I watched this class "live" and was simply amazed at the amount of information Pye covered. Yes, he talks a little fast, and since I was streaming the class I couldn't stop it to review anything, but this guy really knows his stuff and explains it very well so I absorbed quite a bit. Bye is enthusiastic, clearly enjoys his craft, and delivers excellent information to students in a light heartedI and fun way. I think some reviewers are a bit harsh about his humor. Lighten up, people! His examples and the additional information his co-host provides are very worthwhile and you can tell the course was well thought out. I plan to buy the class to help me get back into DSLR photography.

user-7d0810
 

I really enjoyed this class. I am not a beginner, but there were still things I learned here that I found helpful. I really enjoy learning from Pye. He is quick, gets to the point and doesn't spend a lot of time going over and over the same point.

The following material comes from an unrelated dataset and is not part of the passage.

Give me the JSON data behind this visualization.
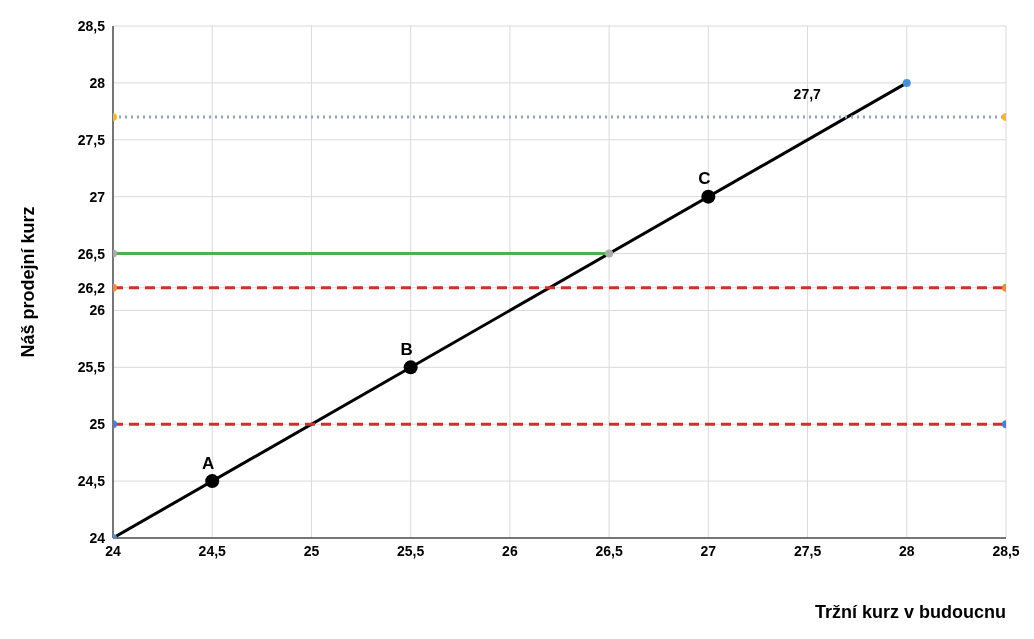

There is a wide variety of things that he covers, so really something for everyone. I would recommend purchasing this class if you want to understand your camera better, improve your technique and start taking better photos.

Joy Bobrink
 

I have tried to learn photography myself via the internet / YouTube but always felt like I was missing something in my foundation. Sure I can zero out my meter...but why? How do I know the settings I've selected are the correct ones? I've been circling this drain for a year until this course. WOW! Pye has SO MUCH information in every video. He doesn't just stand in a classroom and talk, he's out in the field actually putting his settings into his camera, talking about why and why not and then shooting. He's hands on the entire course. You don't just hear him, you see exactly what he's doing! I'm a visual / listening learner and this is my eureka moment! Thank you Pye! Watching the Exposure video and how you changed the settings yet maintained the exact same exposure was mind blowing. Awesome course! I would recommend this to anyone new to photography or anyone that feels like they don't have all the info.